Two non-profits stop accepting Facebook funding - samizdis
https://www.theregister.com/2020/06/11/facebook_nonprofit_funds/
======
easytiger
From their website

> Public Knowledge promotes freedom of expression, an open internet, and
> access to affordable communications tools and creative works. We work to
> shape policy on behalf of the public interest.

From the article

> "However, platforms shouldn’t hide behind the First Amendment as an excuse
> to allow hate, misinformation, and abuse to run rampant on their services,
> particularly when they hold such a dominant position in the marketplace.
> Doing so distorts what the First Amendment means, and ignores the influence
> that moderation has on our civic conversations and system of democracy."

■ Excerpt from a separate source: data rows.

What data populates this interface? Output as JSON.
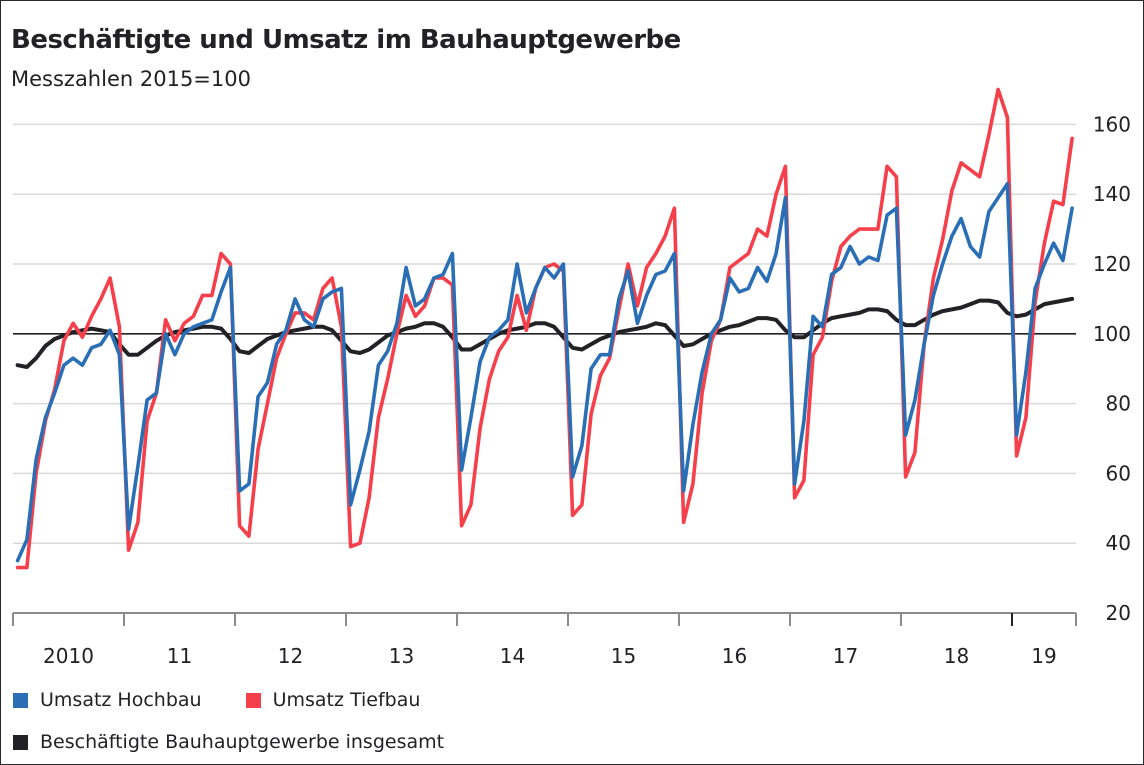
{
  "chart_data": {
    "type": "line",
    "title": "Beschäftigte und Umsatz im Bauhauptgewerbe",
    "subtitle": "Messzahlen 2015=100",
    "xlabel": "",
    "ylabel": "",
    "frequency": "monthly",
    "x_start": "2010-01",
    "x_end": "2019-07",
    "x_tick_labels": [
      "2010",
      "11",
      "12",
      "13",
      "14",
      "15",
      "16",
      "17",
      "18",
      "19"
    ],
    "y_ticks": [
      20,
      40,
      60,
      80,
      100,
      120,
      140,
      160
    ],
    "ylim": [
      20,
      170
    ],
    "reference_line": 100,
    "grid": true,
    "y_axis_position": "right",
    "legend_position": "bottom-left",
    "series": [
      {
        "name": "Umsatz Hochbau",
        "color": "#2a6fb5",
        "values": [
          35,
          41,
          64,
          76,
          83,
          91,
          93,
          91,
          96,
          97,
          101,
          94,
          44,
          62,
          81,
          83,
          100,
          94,
          100,
          102,
          103,
          104,
          112,
          119,
          55,
          57,
          82,
          86,
          97,
          101,
          110,
          104,
          102,
          110,
          112,
          113,
          51,
          61,
          72,
          91,
          95,
          103,
          119,
          108,
          110,
          116,
          117,
          123,
          61,
          76,
          92,
          99,
          101,
          104,
          120,
          106,
          113,
          119,
          116,
          120,
          59,
          68,
          90,
          94,
          94,
          110,
          118,
          103,
          111,
          117,
          118,
          123,
          55,
          74,
          89,
          100,
          104,
          116,
          112,
          113,
          119,
          115,
          123,
          139,
          57,
          75,
          105,
          102,
          117,
          119,
          125,
          120,
          122,
          121,
          134,
          136,
          71,
          81,
          97,
          111,
          120,
          128,
          133,
          125,
          122,
          135,
          139,
          143,
          71,
          89,
          113,
          120,
          126,
          121,
          136
        ]
      },
      {
        "name": "Umsatz Tiefbau",
        "color": "#f5404c",
        "values": [
          33,
          33,
          60,
          75,
          84,
          98,
          103,
          99,
          105,
          110,
          116,
          102,
          38,
          46,
          75,
          83,
          104,
          98,
          103,
          105,
          111,
          111,
          123,
          120,
          45,
          42,
          67,
          80,
          93,
          100,
          106,
          106,
          104,
          113,
          116,
          102,
          39,
          40,
          53,
          76,
          87,
          100,
          111,
          105,
          108,
          116,
          116,
          114,
          45,
          51,
          73,
          87,
          95,
          99,
          111,
          101,
          113,
          119,
          120,
          118,
          48,
          51,
          77,
          88,
          93,
          107,
          120,
          108,
          119,
          123,
          128,
          136,
          46,
          57,
          83,
          98,
          104,
          119,
          121,
          123,
          130,
          128,
          140,
          148,
          53,
          58,
          94,
          99,
          115,
          125,
          128,
          130,
          130,
          130,
          148,
          145,
          59,
          66,
          97,
          116,
          127,
          141,
          149,
          147,
          145,
          157,
          170,
          162,
          65,
          76,
          109,
          126,
          138,
          137,
          156
        ]
      },
      {
        "name": "Beschäftigte Bauhauptgewerbe insgesamt",
        "color": "#222226",
        "values": [
          91,
          90.5,
          93,
          96.5,
          98.5,
          99.5,
          100.5,
          101,
          101.5,
          101,
          100.5,
          97,
          94,
          94,
          96,
          98,
          99.5,
          100.5,
          101,
          101.5,
          102,
          102,
          101.5,
          98.5,
          95,
          94.5,
          96.5,
          98.5,
          99.5,
          100.5,
          101,
          101.5,
          102,
          102,
          101,
          98,
          95,
          94.5,
          95.5,
          97.5,
          99.5,
          100.5,
          101.5,
          102,
          103,
          103,
          102,
          99,
          95.5,
          95.5,
          97,
          98.5,
          100,
          101,
          101.5,
          102,
          103,
          103,
          102,
          99,
          96,
          95.5,
          97,
          98.5,
          99.5,
          100.5,
          101,
          101.5,
          102,
          103,
          102.5,
          99.5,
          96.5,
          97,
          98.5,
          100,
          101,
          102,
          102.5,
          103.5,
          104.5,
          104.5,
          104,
          101,
          99,
          99,
          101,
          103,
          104.5,
          105,
          105.5,
          106,
          107,
          107,
          106.5,
          104,
          102.5,
          102.5,
          104,
          105.5,
          106.5,
          107,
          107.5,
          108.5,
          109.5,
          109.5,
          109,
          106,
          105,
          105.5,
          107,
          108.5,
          109,
          109.5,
          110
        ]
      }
    ]
  }
}
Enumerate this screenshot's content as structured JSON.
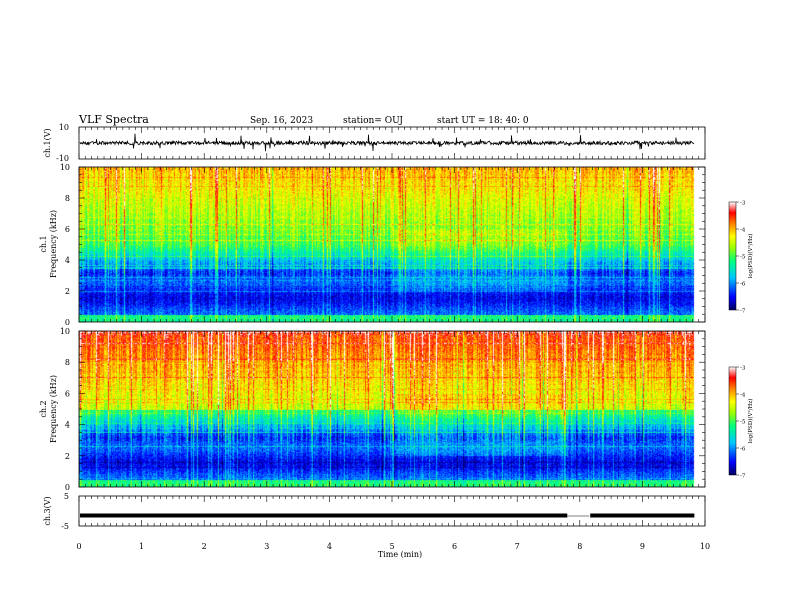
{
  "header": {
    "title": "VLF Spectra",
    "date": "Sep. 16, 2023",
    "station": "station= OUJ",
    "start": "start  UT  =   18: 40: 0"
  },
  "chart_data": {
    "type": "heatmap",
    "x": {
      "label": "Time  (min)",
      "range": [
        0,
        10
      ],
      "ticks": [
        "0",
        "1",
        "2",
        "3",
        "4",
        "5",
        "6",
        "7",
        "8",
        "9",
        "10"
      ]
    },
    "panels": [
      {
        "id": "ch1-waveform",
        "type": "line",
        "ylabel": "ch.1(V)",
        "yrange": [
          -10,
          10
        ],
        "yticks": [
          "10",
          "-10"
        ],
        "baseline": 0,
        "data_end_min": 9.83
      },
      {
        "id": "ch1-spectrogram",
        "type": "heatmap",
        "ylabel_channel": "ch.1",
        "ylabel": "Frequency  (kHz)",
        "yrange": [
          0,
          10
        ],
        "yticks": [
          "0",
          "2",
          "4",
          "6",
          "8",
          "10"
        ],
        "data_end_min": 9.83,
        "colorbar": {
          "label": "log(PSD)(V²/Hz)",
          "range": [
            -7,
            -3
          ],
          "ticks": [
            "-3",
            "-4",
            "-5",
            "-6",
            "-7"
          ]
        }
      },
      {
        "id": "ch2-spectrogram",
        "type": "heatmap",
        "ylabel_channel": "ch.2",
        "ylabel": "Frequency  (kHz)",
        "yrange": [
          0,
          10
        ],
        "yticks": [
          "0",
          "2",
          "4",
          "6",
          "8",
          "10"
        ],
        "data_end_min": 9.83,
        "colorbar": {
          "label": "log(PSD)(V²/Hz)",
          "range": [
            -7,
            -3
          ],
          "ticks": [
            "-3",
            "-4",
            "-5",
            "-6",
            "-7"
          ]
        }
      },
      {
        "id": "ch3-waveform",
        "type": "line",
        "ylabel": "ch.3(V)",
        "yrange": [
          -5,
          5
        ],
        "yticks": [
          "5",
          "-5"
        ],
        "level": -1.5,
        "gap_min": [
          7.8,
          8.15
        ],
        "data_end_min": 9.83
      }
    ]
  },
  "colors": {
    "background": "#ffffff",
    "axes": "#000000",
    "colormap": [
      "#000080",
      "#0000ff",
      "#00c0ff",
      "#00ff80",
      "#80ff00",
      "#ffff00",
      "#ff8000",
      "#ff0000",
      "#ffffff"
    ]
  }
}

Firstly the predicate that Facebook is unmoderated is not true clearly. They
do have policies and they do remove things.

If the representative of an organisation claiming to be in persuit of freedom
of expression is taking a stance on what can be considered to be said, then it
surely can't claim to believe in that fundamental.

The philosophy behind free speech is being distorted widely.

My expectation is that venues like twitter and Facebook simply become such
horrible noise machines allowing lunatic to speak on to lunatic that they fall
out of use as a source of information.

At the very least news sources should be discouraged from using them as an
information source. The BBC are particularly terrible for regurgitating "Jane
in Basingstoke is outraged about this non thing" type articles. Not everyone
needs to be heard and virtue signifies no authority.

Twitter is already responsible for a great many ills. Much more so than
Facebook in the west at least.